Until the animal can be placed in a new home, it goes back to a volunteer.

Regulating volunteer care

In addition to making sure the volunteer-to-animal ratio is manageable, Calvin’s Paws wants to make sure adopted animals receive care that will prevent their return to a rescue or shelter environment.

In the adoption contract, the organization reserves the right to carry out regular checks on the adopted animal. If the organization finds any part of the contract has been broken, it reserves the right to charge the adopter $1,000.

“The point of the contract is to make sure that people are adopting these animals (and) are taking care of these animals as they said they would take care of them,” Barclay said.

The organization looks for items specifically noted in the adoption application, such as the owner’s agreeing to keep the cat indoors or not to declaw the animal. Calvin’s Paws also requires adopters to return cats to the organization if the owner can no longer take care of them.

“You cannot do whatever you want to the animal,” Barclay said.

The SPCA of Wake County requires adopters to sign an adoption contract, although the organization has no provisions that require an owner to return an animal. The SPCA doesn’t charge owners for breaking the contract.

“I suppose in theory, I guess we could take (someone who broke the contract) to court, but I have no idea what the end game would be,” said the SPCA’s head of development, Mondy Lamb. “We don’t worry so much about the contract; we just worry about the animal.”

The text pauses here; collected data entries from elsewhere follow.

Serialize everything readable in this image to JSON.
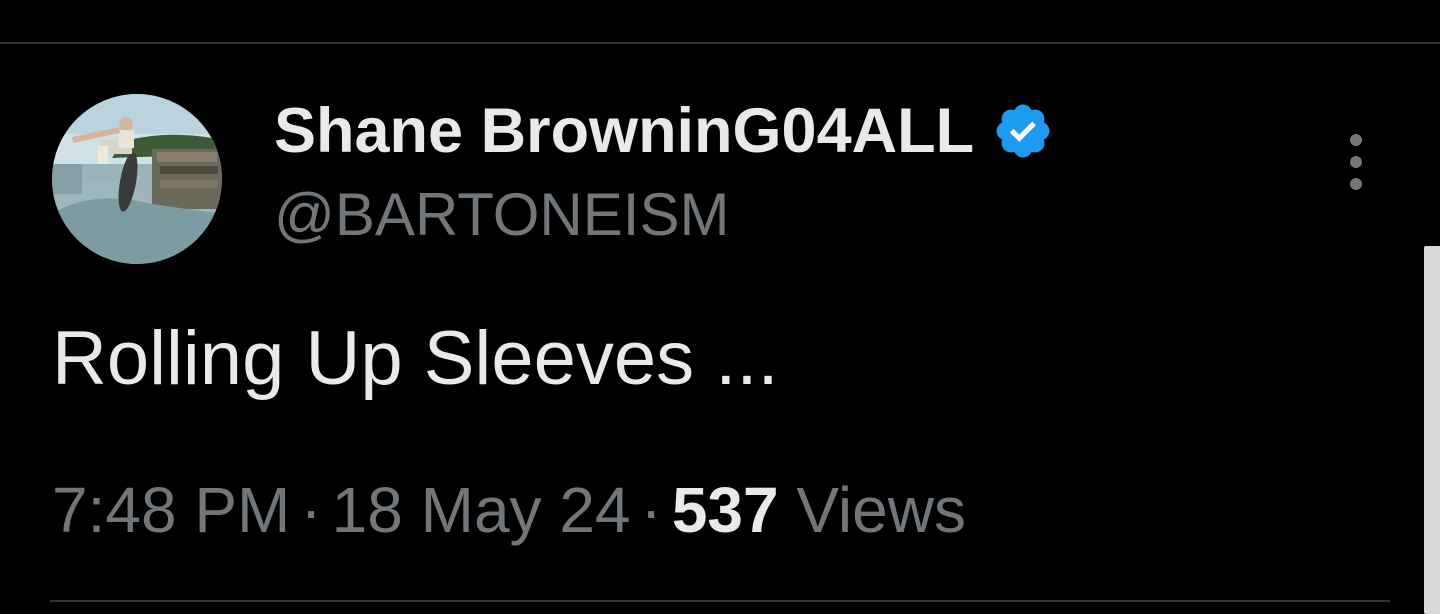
{
  "tweet": {
    "author": {
      "display_name": "Shane BrowninG04ALL",
      "handle": "@BARTONEISM",
      "verified": true,
      "avatar_icon": "skater-photo-avatar"
    },
    "text": "Rolling Up Sleeves ...",
    "meta": {
      "time": "7:48 PM",
      "separator": "·",
      "date": "18 May 24",
      "views_count": "537",
      "views_label": "Views"
    },
    "more_icon": "vertical-ellipsis-icon"
  },
  "colors": {
    "background": "#000000",
    "primary_text": "#e7e9ea",
    "secondary_text": "#71767b",
    "divider": "#2f3336",
    "verified_blue": "#1d9bf0"
  }
}
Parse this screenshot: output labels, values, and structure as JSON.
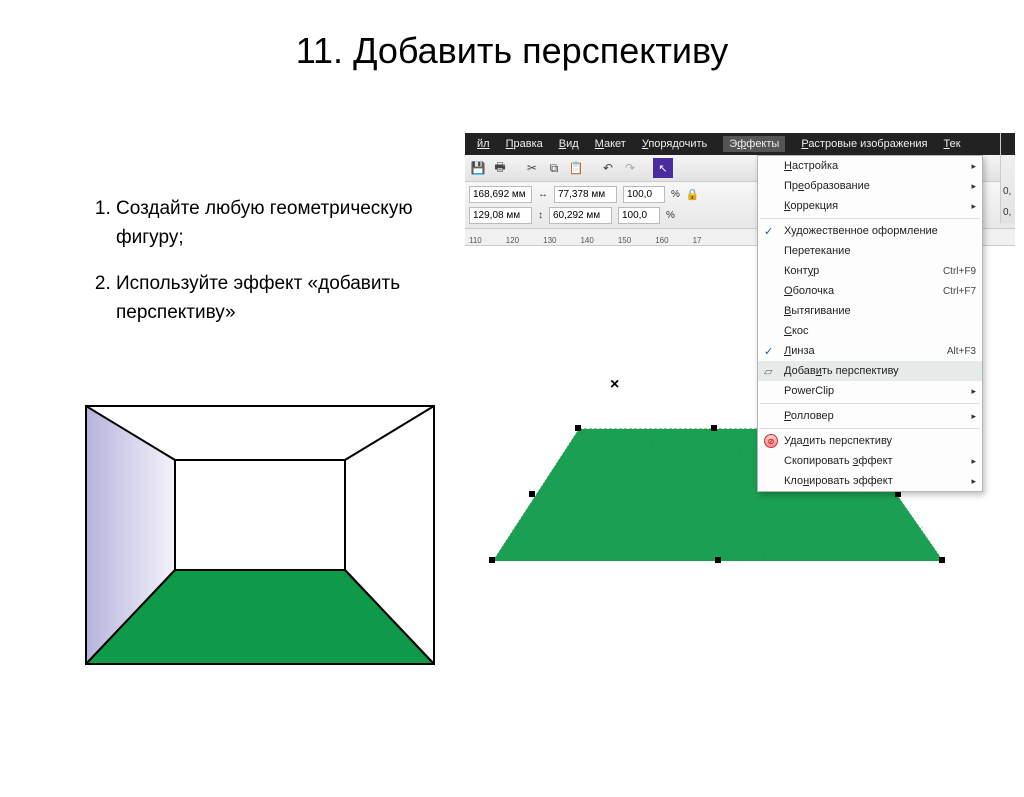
{
  "title": "11. Добавить перспективу",
  "instructions": {
    "items": [
      "Создайте любую геометрическую фигуру;",
      "Используйте эффект «добавить перспективу»"
    ]
  },
  "menubar": {
    "items": [
      "йл",
      "Правка",
      "Вид",
      "Макет",
      "Упорядочить",
      "Эффекты",
      "Растровые изображения",
      "Тек"
    ]
  },
  "propbar": {
    "x": "168,692 мм",
    "y": "129,08 мм",
    "w_label": "↔",
    "h_label": "↕",
    "w": "77,378 мм",
    "h": "60,292 мм",
    "scale1": "100,0",
    "scale2": "100,0",
    "pct": "%",
    "right1": "0,",
    "right2": "0,"
  },
  "ruler": {
    "ticks": [
      "110",
      "120",
      "130",
      "140",
      "150",
      "160",
      "17"
    ]
  },
  "dropdown": {
    "items": [
      {
        "label": "Настройка",
        "arrow": true
      },
      {
        "label": "Преобразование",
        "arrow": true
      },
      {
        "label": "Коррекция",
        "arrow": true
      },
      {
        "sep": true
      },
      {
        "label": "Художественное оформление",
        "check": true
      },
      {
        "label": "Перетекание"
      },
      {
        "label": "Контур",
        "shortcut": "Ctrl+F9"
      },
      {
        "label": "Оболочка",
        "shortcut": "Ctrl+F7"
      },
      {
        "label": "Вытягивание"
      },
      {
        "label": "Скос"
      },
      {
        "label": "Линза",
        "shortcut": "Alt+F3",
        "check": true
      },
      {
        "label": "Добавить перспективу",
        "highlight": true,
        "icon": "▱"
      },
      {
        "label": "PowerClip",
        "arrow": true
      },
      {
        "sep": true
      },
      {
        "label": "Ролловер",
        "arrow": true
      },
      {
        "sep": true
      },
      {
        "label": "Удалить перспективу",
        "redicon": true
      },
      {
        "label": "Скопировать эффект",
        "arrow": true
      },
      {
        "label": "Клонировать эффект",
        "arrow": true
      }
    ]
  },
  "canvas": {
    "cross": "×"
  },
  "colors": {
    "floor": "#0f9a4a",
    "wall": "#c7c5e6"
  }
}
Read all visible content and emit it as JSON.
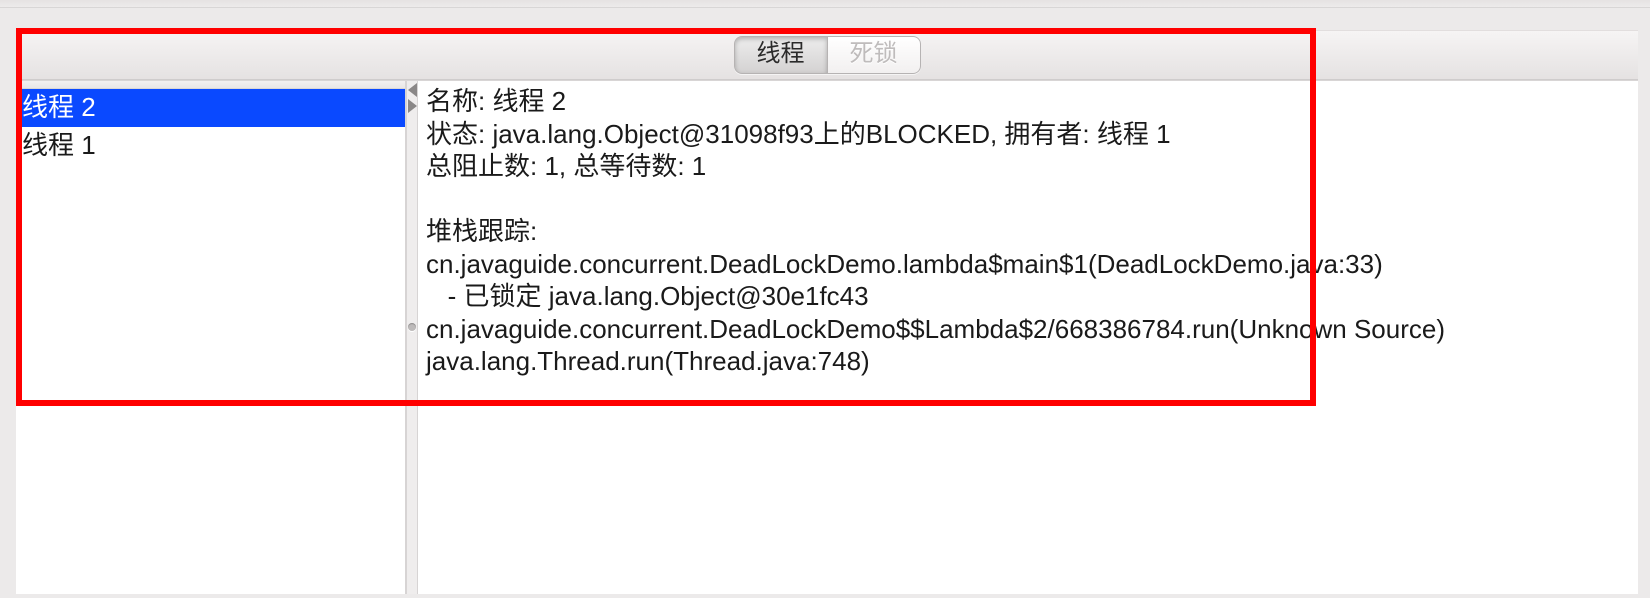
{
  "tabs": {
    "threads_label": "线程",
    "deadlock_label": "死锁"
  },
  "threads": [
    {
      "name": "线程 2"
    },
    {
      "name": "线程 1"
    }
  ],
  "selected_thread_index": 0,
  "detail": {
    "name_label": "名称:",
    "name_value": "线程 2",
    "state_label": "状态:",
    "state_value": "java.lang.Object@31098f93上的BLOCKED, 拥有者: 线程 1",
    "blocked_label": "总阻止数:",
    "blocked_value": "1",
    "waited_label": "总等待数:",
    "waited_value": "1",
    "stack_label": "堆栈跟踪:",
    "stack": [
      "cn.javaguide.concurrent.DeadLockDemo.lambda$main$1(DeadLockDemo.java:33)",
      "   - 已锁定 java.lang.Object@30e1fc43",
      "cn.javaguide.concurrent.DeadLockDemo$$Lambda$2/668386784.run(Unknown Source)",
      "java.lang.Thread.run(Thread.java:748)"
    ]
  }
}
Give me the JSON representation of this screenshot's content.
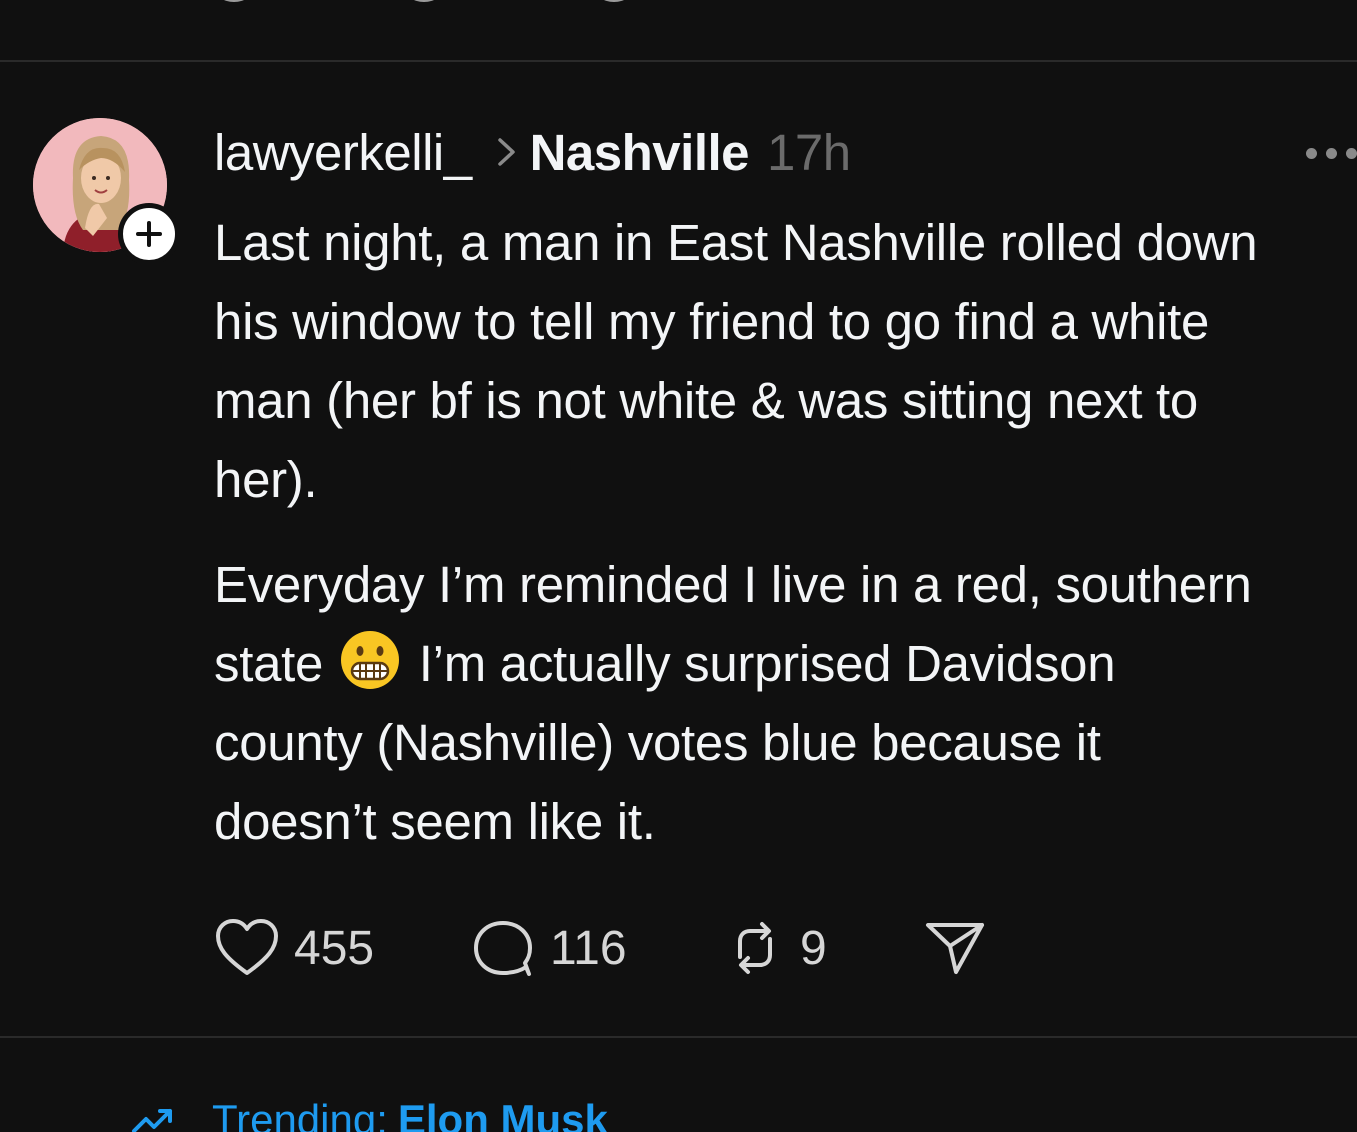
{
  "post": {
    "username": "lawyerkelli_",
    "topic": "Nashville",
    "timestamp": "17h",
    "body_paragraph_1": [
      "Last night, a man in East Nashville rolled down",
      "his window to tell my friend to go find a white",
      "man (her bf is not white & was sitting next to",
      "her)."
    ],
    "body_paragraph_2": {
      "line1": "Everyday I’m reminded I live in a red, southern",
      "line2_before_emoji": "state ",
      "emoji": "grimacing-face",
      "line2_after_emoji": " I’m actually surprised Davidson",
      "line3": "county (Nashville) votes blue because it",
      "line4": "doesn’t seem like it."
    },
    "likes": "455",
    "replies": "116",
    "reposts": "9"
  },
  "trending": {
    "label": "Trending:",
    "topic": "Elon Musk"
  },
  "colors": {
    "background": "#101010",
    "text": "#f3f5f7",
    "muted": "#6b6b6b",
    "link": "#1e9bf0",
    "avatar_bg": "#f2b9bd"
  },
  "icons": [
    "follow-plus-icon",
    "chevron-right-icon",
    "more-icon",
    "heart-icon",
    "comment-icon",
    "repost-icon",
    "share-icon",
    "trending-icon"
  ]
}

At Calvin’s Paws, the seemingly harsh potential repercussions are designed to make sure animals don’t end up without an owner.

Renewed focus on animals

As the organization works to figure it all out, there are still some people who adopt animals, such as Kate Gorman, who question whether the organization can hold itself to the same standards it expects new owners and foster volunteers to follow.

Gorman adopted a cat named Oliver from Calvin’s Paws last February. By September, Oliver had died.

Gorman said she noticed her cat hadn’t been properly socialized. When she requested medical records, which Calvin’s Paws requires all adopters to keep, the organization couldn’t provide any. Later, as Oliver got sicker, Gorman found out he had a spinal breakage and didn’t have complete feeling along his spine. He had a severe case of gingivitis that required all his teeth be pulled.

“If somebody surrenders a cat ... we don’t always get the medical records,” Barclay said. She said it was possible that Oliver came to the organization without medical records.

“The unfortunate fact is that these animals don’t come with ... the cleanest records,” Barclay said.

At one point, Oliver had a stroke, and Calvin’s Paws suggested allowing De Olloqui to temporarily take him until he felt better.

“I didn’t feel like I would get him back,” Gorman said. Instead, she kept Oliver, and her vet vouched for her, noting that the cat was sick long before it came under Gorman’s care.

Oliver also tested positive for the feline immunodeficiency virus, which explained why he wasn’t feeling better, after thousands of dollars in medical care.

According to Barclay, cats with the disease are among the populations Calvin’s Paws wants to serve better, as well as one of the topics the group has addressed since De Olloqui’s arrest.